Hash Indexes

Starting with What You Already Know

If you've written code in Python, JavaScript, Java, or almost any modern programming language, you've used a hash map (also called a dictionary or hash table). It's that data structure where you store key-value pairs and can look up any value by its key in constant time, O(1). You say "give me the value for key X" and boom, you have it instantly.

Here's the insight that makes hash indexes work: why not use the same idea to index data on disk?

We already have our append-only log file from the previous section. Every time we write a key-value pair, we append it to the file. The problem was that reading required scanning the entire file. But what if we kept a hash map in memory that tells us exactly where each key's value lives in the file?

Loading diagram...

How It Works

The concept is beautifully simple. Your hash map doesn't store the actual values, that would defeat the purpose since values can be huge. Instead, it stores the byte offset in the file where each key's value begins. When you need to read a value:

Look up the key in the hash map → get the byte offset
Seek to that position in the file
Read the value

One disk seek, and you have your data. If the file is already in the operating system's cache, you might not even need disk I/O at all.

class HashIndexedDatabase:
    def __init__(self, filename):
        self.filename = filename
        self.index = {}  # key -> byte offset
        self._rebuild_index()
    
    def _rebuild_index(self):
        """Scan file once at startup to build the index."""
        try:
            with open(self.filename, 'rb') as f:
                while True:
                    offset = f.tell()
                    # Read key length (4 bytes), then key, then value length, then value
                    key_len_bytes = f.read(4)
                    if not key_len_bytes:
                        break
                    key_len = int.from_bytes(key_len_bytes, 'big')
                    key = f.read(key_len).decode('utf-8')
                    val_len = int.from_bytes(f.read(4), 'big')
                    f.read(val_len)  # Skip the value, we just need the offset
                    self.index[key] = offset
        except FileNotFoundError:
            pass
    
    def set(self, key, value):
        """Append to file and update hash index."""
        with open(self.filename, 'ab') as f:
            offset = f.tell()
            key_bytes = key.encode('utf-8')
            val_bytes = value.encode('utf-8')
            # Write: key_length + key + value_length + value
            f.write(len(key_bytes).to_bytes(4, 'big'))
            f.write(key_bytes)
            f.write(len(val_bytes).to_bytes(4, 'big'))
            f.write(val_bytes)
            self.index[key] = offset
    
    def get(self, key):
        """O(1) lookup using hash index!"""
        if key not in self.index:
            return None
        
        with open(self.filename, 'rb') as f:
            f.seek(self.index[key])
            key_len = int.from_bytes(f.read(4), 'big')
            f.read(key_len)  # Skip the key
            val_len = int.from_bytes(f.read(4), 'big')
            return f.read(val_len).decode('utf-8')
 
 
# Usage
db = HashIndexedDatabase("videos.db")
db.set("cat_video_1", '{"views": 1000000, "likes": 50000}')
db.set("cat_video_2", '{"views": 500000, "likes": 25000}')
 
print(db.get("cat_video_1"))  # Instant lookup!

This Is a Real Production System

This might sound too simple to be real, but it's exactly how Bitcask works, the default storage engine for Riak, a distributed database.
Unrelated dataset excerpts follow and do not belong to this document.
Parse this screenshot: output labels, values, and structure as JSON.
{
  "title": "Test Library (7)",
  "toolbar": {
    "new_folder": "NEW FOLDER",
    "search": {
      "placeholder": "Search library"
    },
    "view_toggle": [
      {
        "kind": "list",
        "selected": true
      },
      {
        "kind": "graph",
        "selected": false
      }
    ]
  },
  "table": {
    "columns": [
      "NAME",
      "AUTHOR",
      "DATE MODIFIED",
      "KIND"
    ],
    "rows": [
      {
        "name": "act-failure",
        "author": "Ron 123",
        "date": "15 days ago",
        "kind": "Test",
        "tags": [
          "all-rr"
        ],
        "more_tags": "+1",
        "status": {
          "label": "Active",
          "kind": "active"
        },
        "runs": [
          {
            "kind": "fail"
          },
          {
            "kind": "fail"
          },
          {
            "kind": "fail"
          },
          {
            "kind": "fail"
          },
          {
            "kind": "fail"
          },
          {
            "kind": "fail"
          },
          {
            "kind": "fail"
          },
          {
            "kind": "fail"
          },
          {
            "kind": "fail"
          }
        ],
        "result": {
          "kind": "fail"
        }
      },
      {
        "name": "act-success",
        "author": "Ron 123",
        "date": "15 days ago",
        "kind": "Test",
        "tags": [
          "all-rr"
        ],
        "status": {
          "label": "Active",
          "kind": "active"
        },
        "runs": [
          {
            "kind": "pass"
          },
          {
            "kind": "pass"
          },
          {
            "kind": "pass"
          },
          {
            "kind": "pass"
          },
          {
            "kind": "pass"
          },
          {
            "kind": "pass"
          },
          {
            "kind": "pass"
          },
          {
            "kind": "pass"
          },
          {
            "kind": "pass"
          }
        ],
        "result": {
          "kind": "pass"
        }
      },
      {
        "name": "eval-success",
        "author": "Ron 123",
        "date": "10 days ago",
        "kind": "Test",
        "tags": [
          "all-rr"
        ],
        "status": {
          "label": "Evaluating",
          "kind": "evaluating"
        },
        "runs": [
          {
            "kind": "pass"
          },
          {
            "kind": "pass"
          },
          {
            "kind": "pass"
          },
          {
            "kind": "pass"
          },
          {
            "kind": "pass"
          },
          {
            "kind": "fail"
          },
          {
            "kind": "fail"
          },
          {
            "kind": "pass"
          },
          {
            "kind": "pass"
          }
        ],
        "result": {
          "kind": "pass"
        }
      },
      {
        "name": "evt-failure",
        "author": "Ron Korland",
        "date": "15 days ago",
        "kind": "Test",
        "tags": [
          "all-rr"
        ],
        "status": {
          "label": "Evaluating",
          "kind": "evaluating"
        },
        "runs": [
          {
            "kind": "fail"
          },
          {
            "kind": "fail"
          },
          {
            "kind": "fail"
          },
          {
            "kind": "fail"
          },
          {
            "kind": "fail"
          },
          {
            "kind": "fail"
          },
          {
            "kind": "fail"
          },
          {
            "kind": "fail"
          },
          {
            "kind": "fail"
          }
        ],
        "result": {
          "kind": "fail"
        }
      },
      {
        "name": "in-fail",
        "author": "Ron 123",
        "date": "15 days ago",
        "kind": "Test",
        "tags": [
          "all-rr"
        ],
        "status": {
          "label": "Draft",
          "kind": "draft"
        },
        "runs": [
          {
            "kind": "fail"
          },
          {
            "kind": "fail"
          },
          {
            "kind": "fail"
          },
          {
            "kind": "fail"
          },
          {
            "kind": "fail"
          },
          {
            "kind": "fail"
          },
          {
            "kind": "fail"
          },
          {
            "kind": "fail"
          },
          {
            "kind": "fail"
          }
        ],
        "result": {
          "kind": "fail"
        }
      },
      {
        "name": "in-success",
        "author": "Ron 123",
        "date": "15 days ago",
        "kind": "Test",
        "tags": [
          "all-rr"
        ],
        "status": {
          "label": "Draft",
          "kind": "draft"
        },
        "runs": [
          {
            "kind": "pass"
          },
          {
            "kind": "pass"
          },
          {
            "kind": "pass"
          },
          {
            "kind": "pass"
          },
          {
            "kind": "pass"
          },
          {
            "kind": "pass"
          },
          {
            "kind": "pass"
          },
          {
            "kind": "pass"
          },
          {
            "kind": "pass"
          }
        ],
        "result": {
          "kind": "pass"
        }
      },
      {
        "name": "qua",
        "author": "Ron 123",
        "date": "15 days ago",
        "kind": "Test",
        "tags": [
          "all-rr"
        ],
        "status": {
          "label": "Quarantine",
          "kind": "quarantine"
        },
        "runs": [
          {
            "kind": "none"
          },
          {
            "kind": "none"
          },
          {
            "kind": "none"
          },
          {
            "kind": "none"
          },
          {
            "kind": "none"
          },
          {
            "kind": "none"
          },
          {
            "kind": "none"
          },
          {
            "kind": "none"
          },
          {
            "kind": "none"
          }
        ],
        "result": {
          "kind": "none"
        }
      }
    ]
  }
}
Bitcask offers incredibly high performance for both reads and writes, with one important constraint: all your keys must fit in RAM.

Think about that trade-off. The keys live in memory, but the values live on disk. If you have a million keys of 100 bytes each, that's only 100 MB of RAM for the index. But your values could be gigabytes, they're on disk, loaded only when needed.

Loading diagram...

The Perfect Use Case: Frequent Updates to Existing Keys

Hash indexes shine when you have lots of writes, but not too many distinct keys. The classic example is tracking video view counts:

Key: Video URL (there are millions, but they fit in RAM)
Value: Play count and statistics
Pattern: Every time someone watches, increment the counter

You're constantly updating values, but the set of keys grows slowly. This is perfect for a hash-indexed append-only log.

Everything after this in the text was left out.